Toxic Treacle by Echo Freer

This is a world of the future, a world of oppression, a world run on the strict rules of the toxic T.R.E.A.C.L.E. regime – Training and Resources for Educating Adolescent Children in a Loving Environment.

In writing Toxic Treacle Echo Freer has taken some of the most prevalent problems facing youth in the UK today and placing it in a future not too far removed from our time.

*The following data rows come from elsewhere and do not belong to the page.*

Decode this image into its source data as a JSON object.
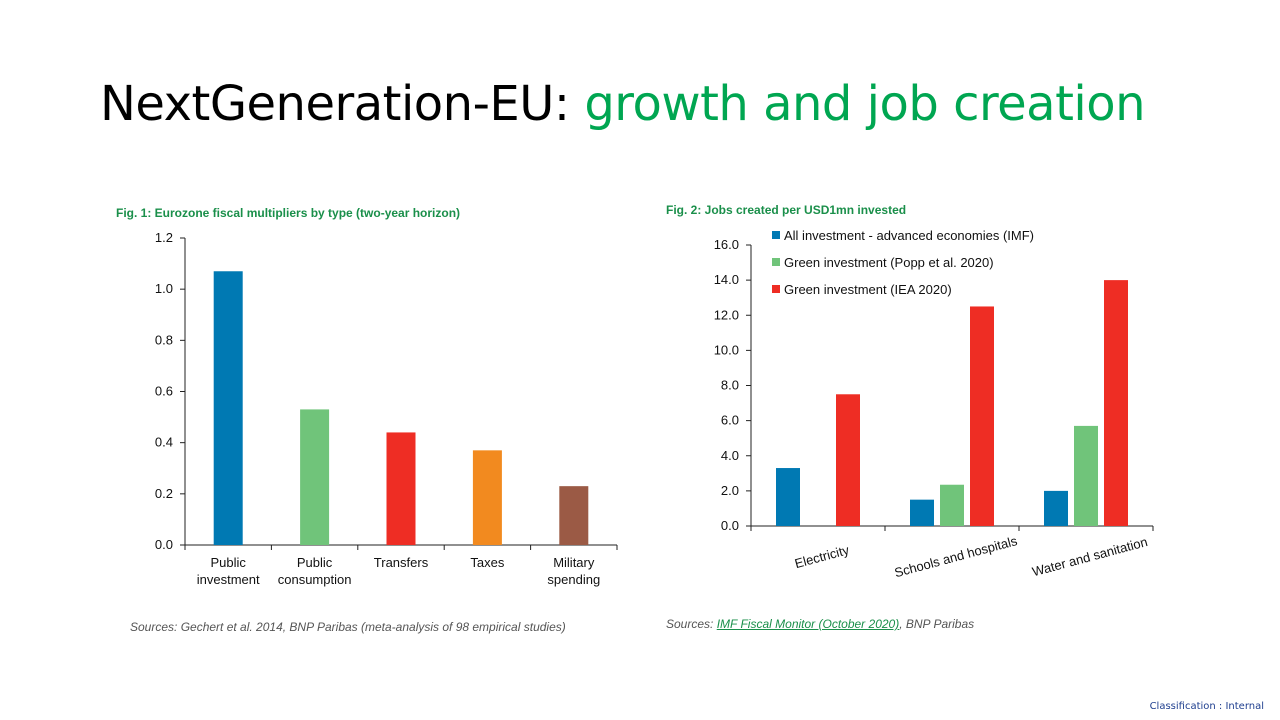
{
  "slide": {
    "title_part1": "NextGeneration-EU:",
    "title_part2": "growth and job creation",
    "classification": "Classification : Internal"
  },
  "figure1": {
    "caption": "Fig. 1: Eurozone fiscal multipliers by type  (two-year horizon)",
    "source": "Sources: Gechert et al. 2014, BNP Paribas (meta-analysis of 98 empirical studies)"
  },
  "figure2": {
    "caption": "Fig. 2: Jobs created per USD1mn invested",
    "source_prefix": "Sources: ",
    "source_link": "IMF Fiscal Monitor (October 2020)",
    "source_suffix": ", BNP Paribas"
  },
  "chart_data": [
    {
      "type": "bar",
      "title": "Fig. 1: Eurozone fiscal multipliers by type  (two-year horizon)",
      "categories": [
        [
          "Public",
          "investment"
        ],
        [
          "Public",
          "consumption"
        ],
        [
          "Transfers"
        ],
        [
          "Taxes"
        ],
        [
          "Military",
          "spending"
        ]
      ],
      "values": [
        1.07,
        0.53,
        0.44,
        0.37,
        0.23
      ],
      "colors": [
        "#0079b3",
        "#70c47a",
        "#ee2d24",
        "#f28a1f",
        "#9b5a45"
      ],
      "ylim": [
        0,
        1.2
      ],
      "yticks": [
        "0.0",
        "0.2",
        "0.4",
        "0.6",
        "0.8",
        "1.0",
        "1.2"
      ],
      "grid": false,
      "legend": "none"
    },
    {
      "type": "bar",
      "title": "Fig. 2: Jobs created per USD1mn invested",
      "categories": [
        "Electricity",
        "Schools and hospitals",
        "Water and sanitation"
      ],
      "series": [
        {
          "name": "All investment - advanced economies (IMF)",
          "color": "#0079b3",
          "values": [
            3.3,
            1.5,
            2.0
          ]
        },
        {
          "name": "Green investment (Popp et al. 2020)",
          "color": "#70c47a",
          "values": [
            null,
            2.35,
            5.7
          ]
        },
        {
          "name": "Green investment (IEA 2020)",
          "color": "#ee2d24",
          "values": [
            7.5,
            12.5,
            14.0
          ]
        }
      ],
      "ylim": [
        0,
        16
      ],
      "yticks": [
        "0.0",
        "2.0",
        "4.0",
        "6.0",
        "8.0",
        "10.0",
        "12.0",
        "14.0",
        "16.0"
      ],
      "grid": false,
      "legend": "top-left"
    }
  ]
}
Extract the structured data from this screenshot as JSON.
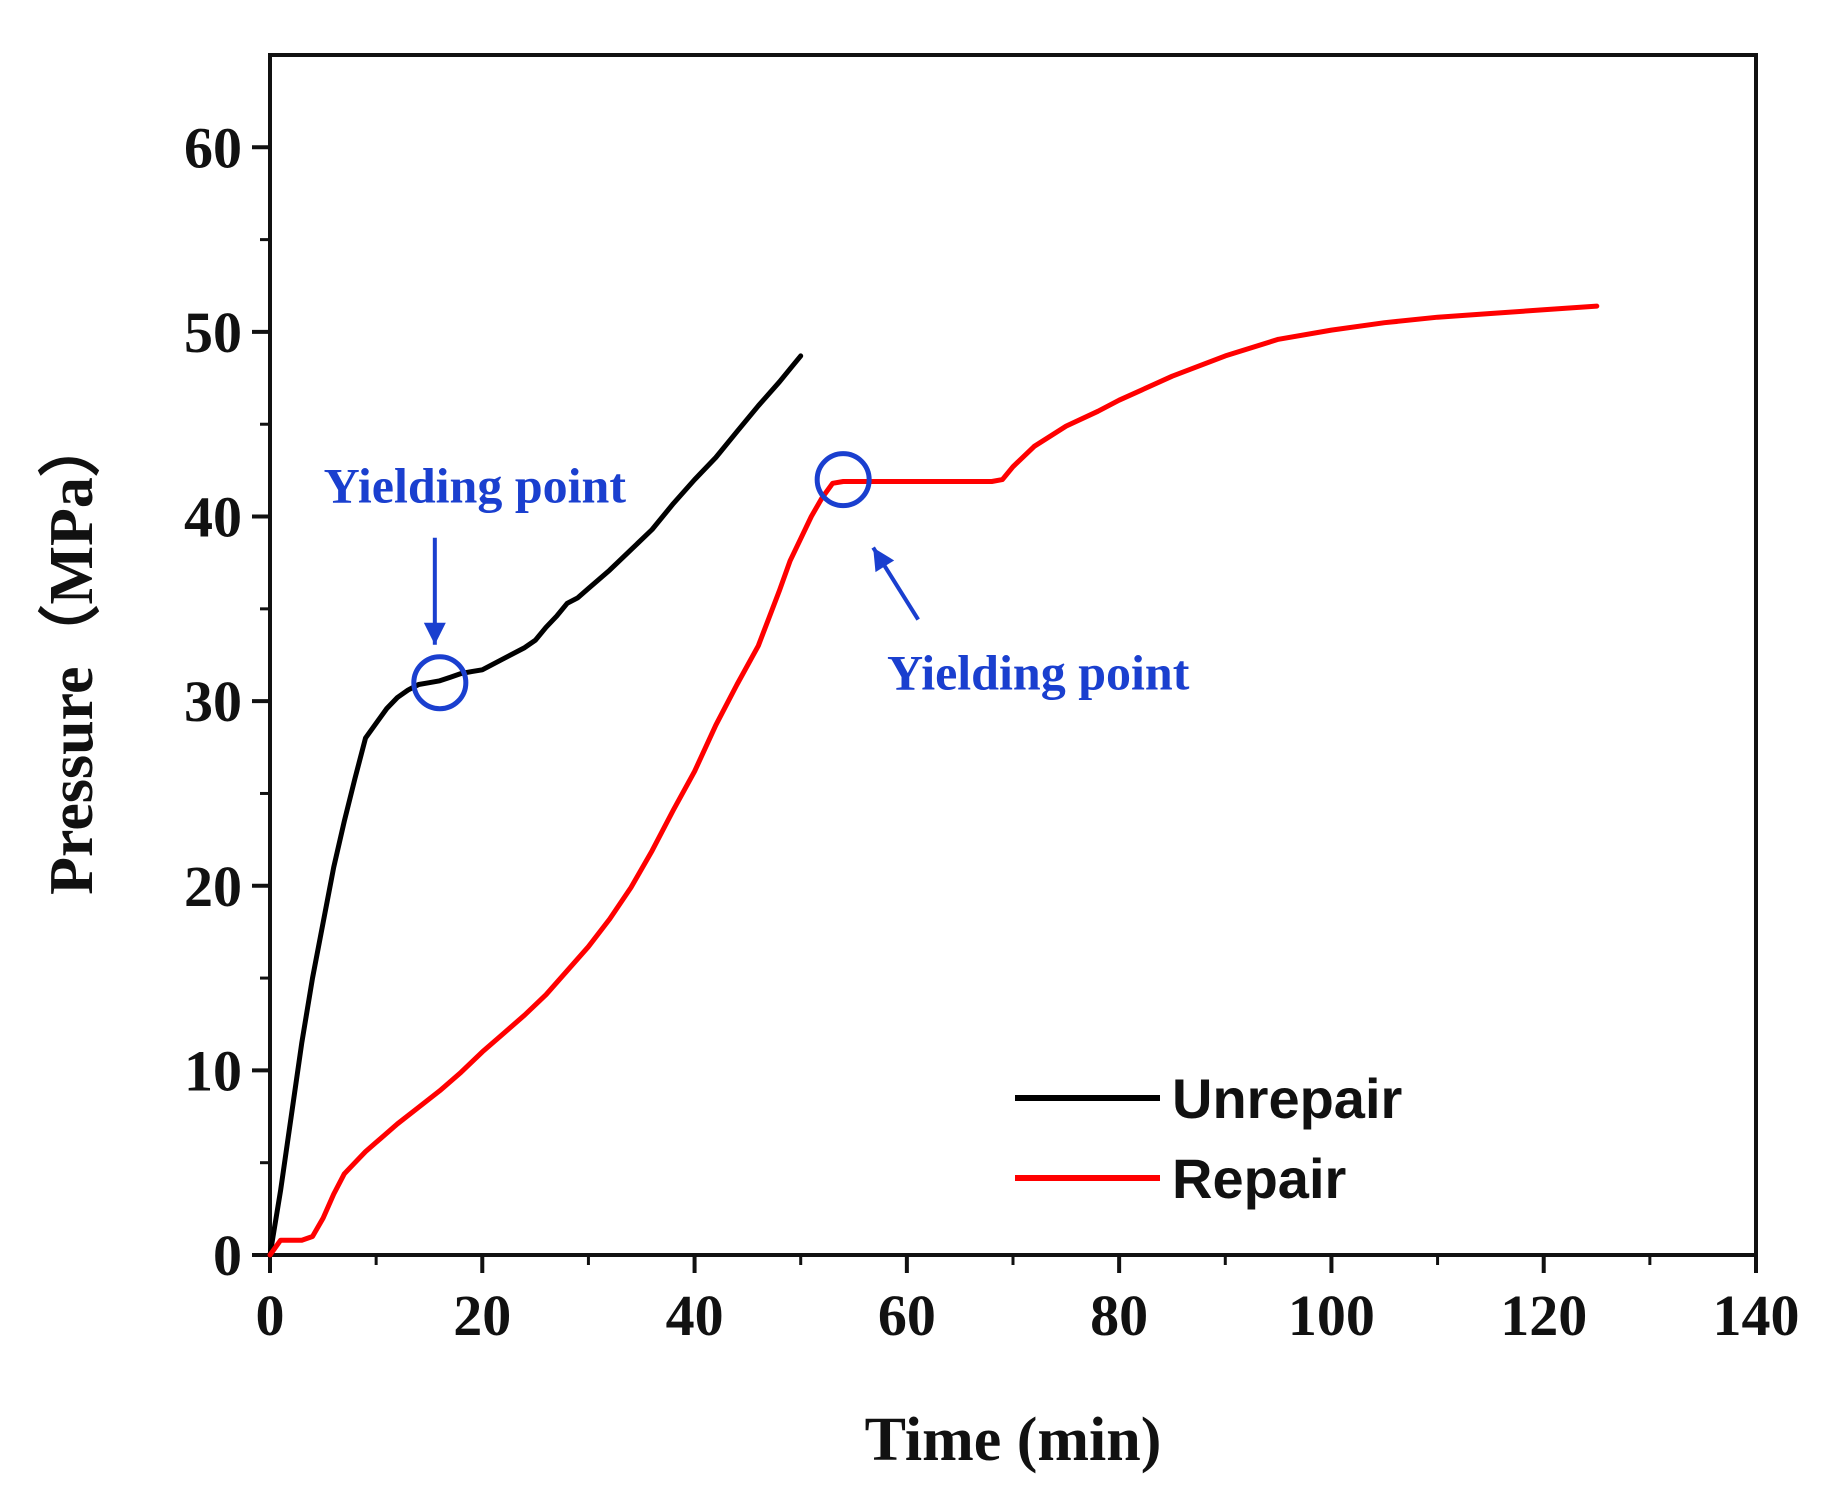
{
  "chart_data": {
    "type": "line",
    "title": "",
    "xlabel": "Time (min)",
    "ylabel": "Pressure（MPa）",
    "xlim": [
      0,
      140
    ],
    "ylim": [
      0,
      65
    ],
    "xticks": [
      0,
      20,
      40,
      60,
      80,
      100,
      120,
      140
    ],
    "xtick_labels": [
      "0",
      "20",
      "40",
      "60",
      "80",
      "100",
      "120",
      "140"
    ],
    "yticks": [
      0,
      10,
      20,
      30,
      40,
      50,
      60
    ],
    "ytick_labels": [
      "0",
      "10",
      "20",
      "30",
      "40",
      "50",
      "60"
    ],
    "grid": false,
    "legend_position": "bottom-right",
    "series": [
      {
        "name": "Unrepair",
        "color": "#000000",
        "x": [
          0,
          1,
          2,
          3,
          4,
          5,
          6,
          7,
          8,
          9,
          10,
          11,
          12,
          13,
          14,
          15,
          16,
          17,
          18,
          19,
          20,
          22,
          24,
          25,
          26,
          27,
          28,
          29,
          30,
          32,
          34,
          36,
          38,
          40,
          42,
          44,
          46,
          48,
          49,
          50
        ],
        "y": [
          0,
          3.5,
          7.5,
          11.5,
          15,
          18,
          21,
          23.5,
          25.8,
          28,
          28.8,
          29.6,
          30.2,
          30.6,
          30.9,
          31.0,
          31.1,
          31.3,
          31.5,
          31.6,
          31.7,
          32.3,
          32.9,
          33.3,
          34.0,
          34.6,
          35.3,
          35.6,
          36.1,
          37.1,
          38.2,
          39.3,
          40.7,
          42.0,
          43.2,
          44.6,
          46.0,
          47.3,
          48.0,
          48.7
        ]
      },
      {
        "name": "Repair",
        "color": "#ff0000",
        "x": [
          0,
          1,
          2,
          3,
          4,
          5,
          6,
          7,
          8,
          9,
          10,
          12,
          14,
          16,
          18,
          20,
          22,
          24,
          26,
          28,
          30,
          32,
          34,
          36,
          38,
          40,
          42,
          44,
          46,
          47,
          48,
          49,
          50,
          51,
          52,
          53,
          54,
          55,
          56,
          58,
          60,
          62,
          64,
          66,
          68,
          69,
          70,
          72,
          75,
          78,
          80,
          85,
          90,
          95,
          100,
          105,
          110,
          115,
          120,
          125
        ],
        "y": [
          0,
          0.8,
          0.8,
          0.8,
          1.0,
          2.0,
          3.3,
          4.4,
          5.0,
          5.6,
          6.1,
          7.1,
          8.0,
          8.9,
          9.9,
          11.0,
          12.0,
          13.0,
          14.1,
          15.4,
          16.7,
          18.2,
          19.9,
          21.9,
          24.1,
          26.2,
          28.7,
          30.9,
          33.0,
          34.5,
          36.0,
          37.6,
          38.8,
          40.0,
          41.0,
          41.8,
          41.9,
          41.9,
          41.9,
          41.9,
          41.9,
          41.9,
          41.9,
          41.9,
          41.9,
          42.0,
          42.7,
          43.8,
          44.9,
          45.7,
          46.3,
          47.6,
          48.7,
          49.6,
          50.1,
          50.5,
          50.8,
          51.0,
          51.2,
          51.4
        ]
      }
    ],
    "annotations": [
      {
        "text": "Yielding point",
        "color": "#1a3fcf",
        "series": "Unrepair",
        "x": 16,
        "y": 31.0,
        "arrow": "down"
      },
      {
        "text": "Yielding point",
        "color": "#1a3fcf",
        "series": "Repair",
        "x": 54,
        "y": 42.0,
        "arrow": "up-left"
      }
    ]
  }
}
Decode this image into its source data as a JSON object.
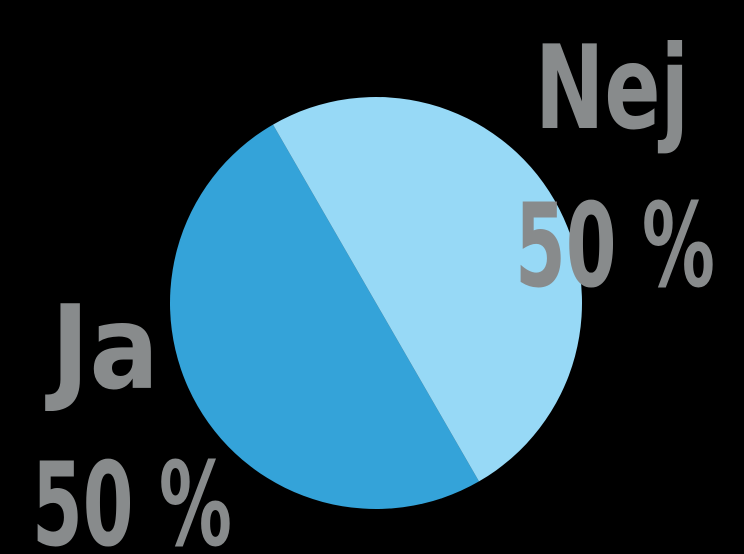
{
  "colors": {
    "background": "#000000",
    "label": "#888b8c"
  },
  "chart_data": {
    "type": "pie",
    "title": "",
    "legend": "none",
    "slices": [
      {
        "label": "Ja",
        "value": 50,
        "value_label": "50 %",
        "color": "#34a3d9"
      },
      {
        "label": "Nej",
        "value": 50,
        "value_label": "50 %",
        "color": "#97d9f6"
      }
    ]
  }
}
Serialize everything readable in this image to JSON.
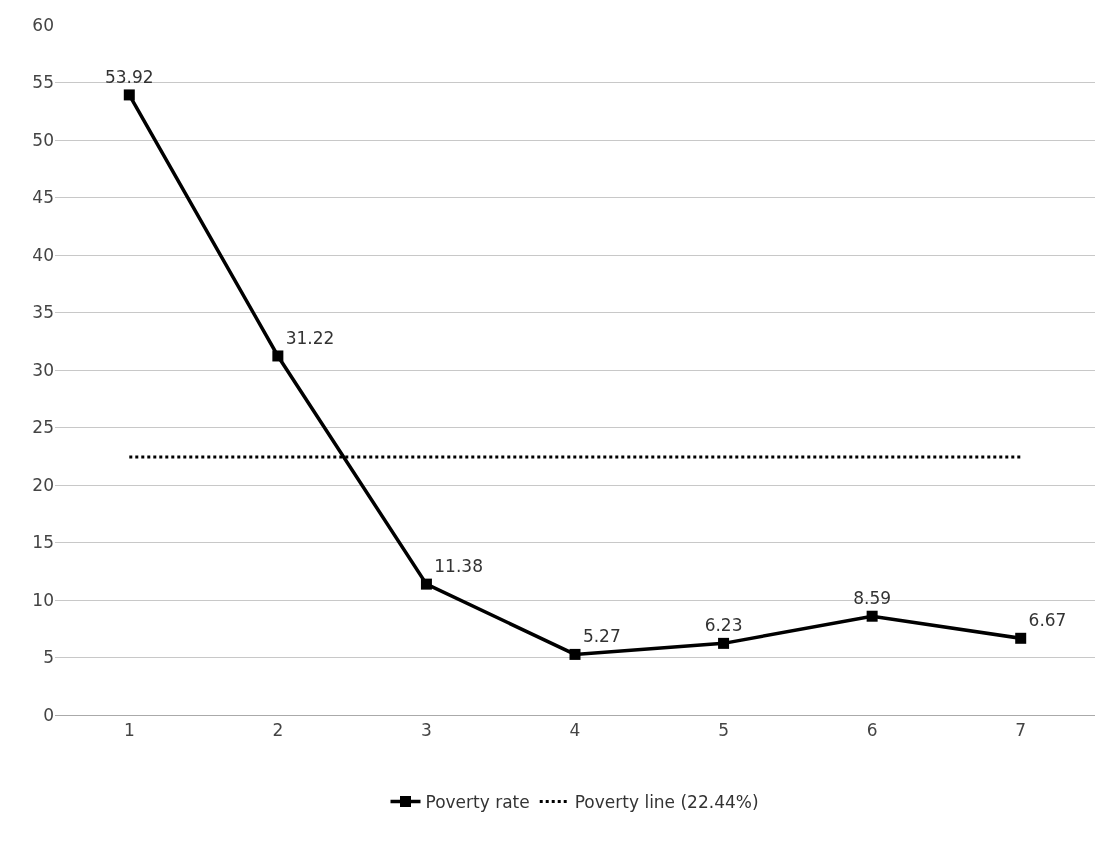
{
  "chart_data": {
    "type": "line",
    "categories": [
      "1",
      "2",
      "3",
      "4",
      "5",
      "6",
      "7"
    ],
    "series": [
      {
        "name": "Poverty rate",
        "color": "#000000",
        "marker": "square",
        "line_style": "solid",
        "values": [
          53.92,
          31.22,
          11.38,
          5.27,
          6.23,
          8.59,
          6.67
        ],
        "value_labels": [
          "53.92",
          "31.22",
          "11.38",
          "5.27",
          "6.23",
          "8.59",
          "6.67"
        ]
      },
      {
        "name": "Poverty line (22.44%)",
        "color": "#000000",
        "marker": "none",
        "line_style": "dotted",
        "values": [
          22.44,
          22.44,
          22.44,
          22.44,
          22.44,
          22.44,
          22.44
        ]
      }
    ],
    "ylim": [
      0,
      60
    ],
    "yticks": [
      0,
      5,
      10,
      15,
      20,
      25,
      30,
      35,
      40,
      45,
      50,
      55,
      60
    ],
    "grid": "y",
    "legend": "bottom"
  }
}
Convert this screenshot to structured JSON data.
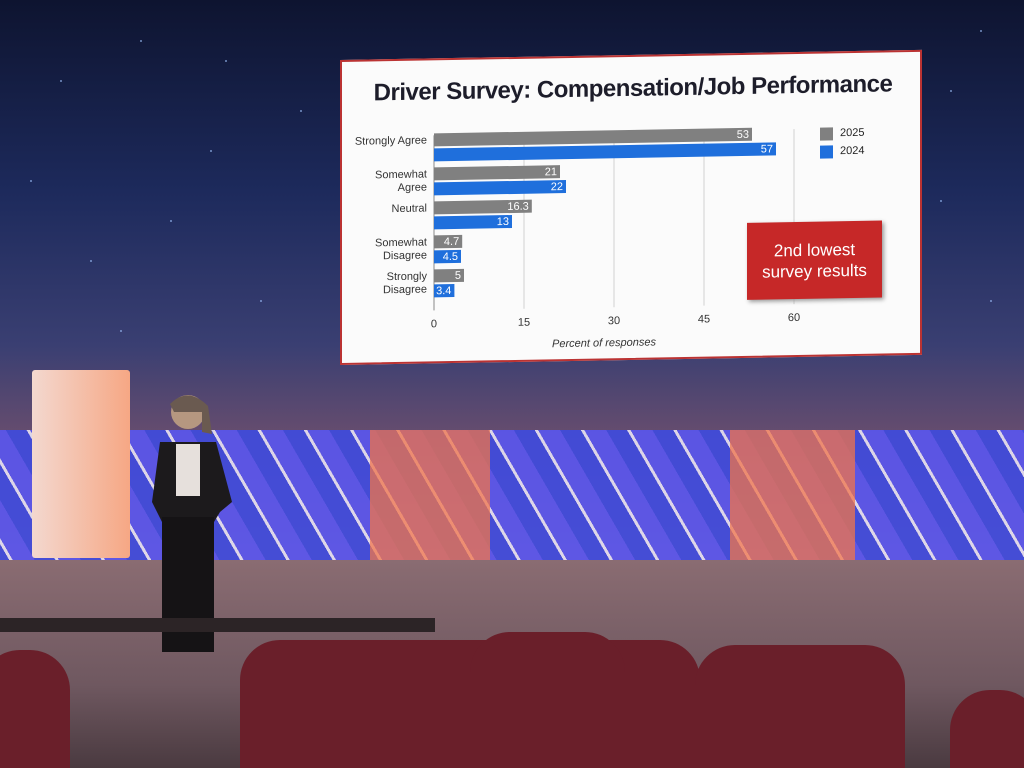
{
  "chart_data": {
    "type": "bar",
    "orientation": "horizontal",
    "title": "Driver Survey: Compensation/Job Performance",
    "categories": [
      "Strongly Agree",
      "Somewhat Agree",
      "Neutral",
      "Somewhat Disagree",
      "Strongly Disagree"
    ],
    "series": [
      {
        "name": "2025",
        "color": "#808080",
        "values": [
          53,
          21,
          16.3,
          4.7,
          5
        ]
      },
      {
        "name": "2024",
        "color": "#1f6fdc",
        "values": [
          57,
          22,
          13,
          4.5,
          3.4
        ]
      }
    ],
    "xlim": [
      0,
      60
    ],
    "xticks": [
      0,
      15,
      30,
      45,
      60
    ],
    "grid": true,
    "x_label": "Percent of responses",
    "annotation": "2nd lowest survey results",
    "legend": "right"
  }
}
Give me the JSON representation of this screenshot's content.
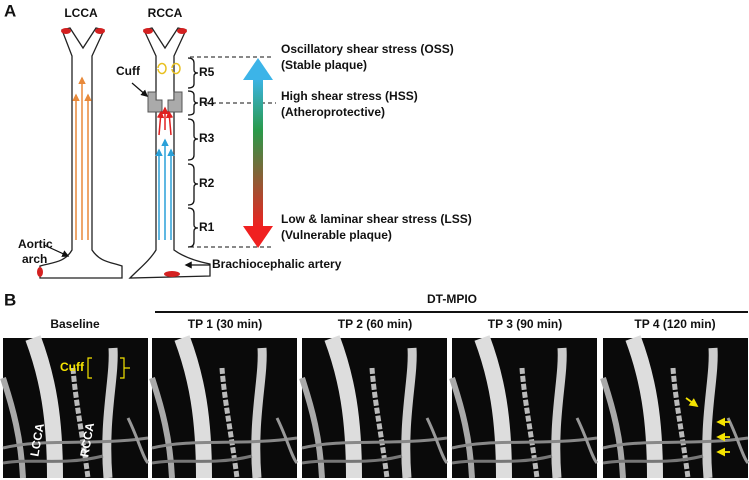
{
  "panel_a": {
    "label": "A",
    "vessels": [
      "LCCA",
      "RCCA"
    ],
    "cuff": "Cuff",
    "regions": [
      "R5",
      "R4",
      "R3",
      "R2",
      "R1"
    ],
    "zones": [
      {
        "title": "Oscillatory shear stress (OSS)",
        "subtitle": "(Stable plaque)"
      },
      {
        "title": "High shear stress (HSS)",
        "subtitle": "(Atheroprotective)"
      },
      {
        "title": "Low & laminar shear stress (LSS)",
        "subtitle": "(Vulnerable plaque)"
      }
    ],
    "aortic_arch": [
      "Aortic",
      "arch"
    ],
    "brachiocephalic": "Brachiocephalic artery"
  },
  "panel_b": {
    "label": "B",
    "group": "DT-MPIO",
    "panels": [
      "Baseline",
      "TP 1 (30 min)",
      "TP 2 (60 min)",
      "TP 3 (90 min)",
      "TP 4 (120 min)"
    ],
    "image_labels": {
      "cuff": "Cuff",
      "lcca": "LCCA",
      "rcca": "RCCA"
    }
  }
}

Single-parent families, state intervention in the raising of children and bloody youth violence on the streets. Toxic Treacle is a very British take on the Dystopian genre with lashings of biting satire.

Using teminology that could only have been dreamt up by a committee of spin doctors we have pre-breeders and pre-nurturers (teens), Nurturers (mothers) known as movs in this strange new world, Breeders and Providers the fathers whose only purpose is to provide genetic material for up to three children before going on to lives of work and play.

Monkey is 15 and only weeks away from becoming a Breeder, he cannot wait to move on from his gang-related lifestyle to live the life of his dreams, breeding with Angel and then moving on to becoming a pro-footballer. Lofty goals that many young men of today would wish to emulate. Monkey is a typical teen, desiring male companionship and confused about his feelings for Anel and fears that she will not reciprocate.

When his friend Trevor ‘Tragic’ disappears after a gang fight, Monkey starts to see beyond what the rulers of this new Britain want him to see and starts to understand that there is more to life than his selfish dreams and desires will offer him.

Toxic Treacle is brilliant! Offering believable male and female protagonists and a shift away from plucky freedom fighters rebelling against a monolithic totalitarian state (although there is some of that too). This is a novel about choices, the meaning of love, family and society and change, a change that comes not from a sacrificial figurehead but from ordinary people standing up and demanding change with the ballot not the bullet.

This is also a rare teenage love story told from the boys perspective.